I’ve certainly known men and women who found their primary identity in being married—or in being single, whether they considered that positive or negative. I’ve known more than a few people who truly defined themselves by their political party. I’ve seen folks who were so concerned about what it meant to be a man or a woman that they considered that to be the primary fact about themselves. And yes, there are those who think that who they want to sleep with is absolutely essential to their inmost being.
Now, obviously, some of these are more central to who we are than others. We are created male and female by God, and so this is a fundamental part of who we are, far more profound than whether you voted for Nixon in ’72 or Kerry in ’04. Regardless, if we belong to Christ, that is our primary identity; that is what defines us above all other things. Everything else—even that we are male and female, which is a reality God created before the Fall, when we were still perfect—everything else is secondary. If we find our identity first in any of these things rather than in Christ, that is idolatry.

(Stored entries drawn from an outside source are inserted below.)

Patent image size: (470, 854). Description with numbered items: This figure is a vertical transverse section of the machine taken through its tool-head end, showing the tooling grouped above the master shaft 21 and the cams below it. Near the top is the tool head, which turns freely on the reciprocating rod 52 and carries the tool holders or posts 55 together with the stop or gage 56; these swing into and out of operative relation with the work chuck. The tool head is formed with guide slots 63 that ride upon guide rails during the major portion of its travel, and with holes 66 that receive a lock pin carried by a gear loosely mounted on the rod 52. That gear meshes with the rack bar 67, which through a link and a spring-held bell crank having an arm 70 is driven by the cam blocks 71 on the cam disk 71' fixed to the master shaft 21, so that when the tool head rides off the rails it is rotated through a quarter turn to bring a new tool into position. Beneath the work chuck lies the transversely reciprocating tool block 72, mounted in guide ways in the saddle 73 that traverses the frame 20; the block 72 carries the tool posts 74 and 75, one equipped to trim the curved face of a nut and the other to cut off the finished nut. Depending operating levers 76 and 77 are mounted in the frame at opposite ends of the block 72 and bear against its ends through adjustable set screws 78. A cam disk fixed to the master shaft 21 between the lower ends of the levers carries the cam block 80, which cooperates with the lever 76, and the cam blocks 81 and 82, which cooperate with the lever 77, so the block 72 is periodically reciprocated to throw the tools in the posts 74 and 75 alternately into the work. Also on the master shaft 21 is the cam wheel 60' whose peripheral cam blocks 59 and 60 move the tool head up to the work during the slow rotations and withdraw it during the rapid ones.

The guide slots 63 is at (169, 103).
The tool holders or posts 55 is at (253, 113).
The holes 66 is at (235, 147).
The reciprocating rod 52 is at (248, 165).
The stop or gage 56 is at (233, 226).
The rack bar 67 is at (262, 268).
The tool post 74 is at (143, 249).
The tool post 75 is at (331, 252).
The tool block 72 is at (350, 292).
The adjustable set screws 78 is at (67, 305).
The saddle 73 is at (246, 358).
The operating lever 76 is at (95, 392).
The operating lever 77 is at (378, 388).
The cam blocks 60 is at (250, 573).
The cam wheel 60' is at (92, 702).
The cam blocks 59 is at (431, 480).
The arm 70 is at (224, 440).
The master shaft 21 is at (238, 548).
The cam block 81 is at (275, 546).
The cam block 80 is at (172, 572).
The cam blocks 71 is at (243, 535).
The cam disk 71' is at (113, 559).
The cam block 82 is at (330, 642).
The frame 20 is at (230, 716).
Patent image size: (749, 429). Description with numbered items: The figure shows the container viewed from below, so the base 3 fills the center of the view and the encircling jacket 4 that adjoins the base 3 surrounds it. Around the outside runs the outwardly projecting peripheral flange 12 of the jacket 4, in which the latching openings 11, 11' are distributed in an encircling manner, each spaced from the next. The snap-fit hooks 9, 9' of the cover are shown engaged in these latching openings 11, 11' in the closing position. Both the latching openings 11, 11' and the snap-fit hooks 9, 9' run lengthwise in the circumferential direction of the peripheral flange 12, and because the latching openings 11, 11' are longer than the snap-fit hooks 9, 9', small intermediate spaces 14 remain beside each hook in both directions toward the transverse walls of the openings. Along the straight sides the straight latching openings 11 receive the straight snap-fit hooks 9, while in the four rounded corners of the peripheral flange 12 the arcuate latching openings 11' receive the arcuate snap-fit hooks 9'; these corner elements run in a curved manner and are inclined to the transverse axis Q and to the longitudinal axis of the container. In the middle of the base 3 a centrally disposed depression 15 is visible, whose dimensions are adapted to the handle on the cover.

Anything that we think is essential to who we are (and thus to our well-being) is something we will defend against anyone and anything that seems to threaten it—even God. If I find my identity in being a pastor, my ministry won’t be the ministry of Christ, it will be all about me. If your idea of what it means to be a man or a woman—because that’s really where the identity issue lies, in our interpretation of that fact—if that is most important to you, everything else will be distorted or denied to fit that. And, yes, to anyone who believes their sexual desires are who they are, any suggestion that those desires might not be in accordance with the will of God is going to feel like a rejection of them as people and a vicious attack on their very souls.
Even so, if we’re going to preach the gospel clearly to our culture, we have to begin where Paul begins, here and in Acts: by exposing, naming, and confronting its idols. We have to help people see that what they take for freedom is really slavery, and that they aren’t really who they think they are—they were created to be more, in Jesus Christ.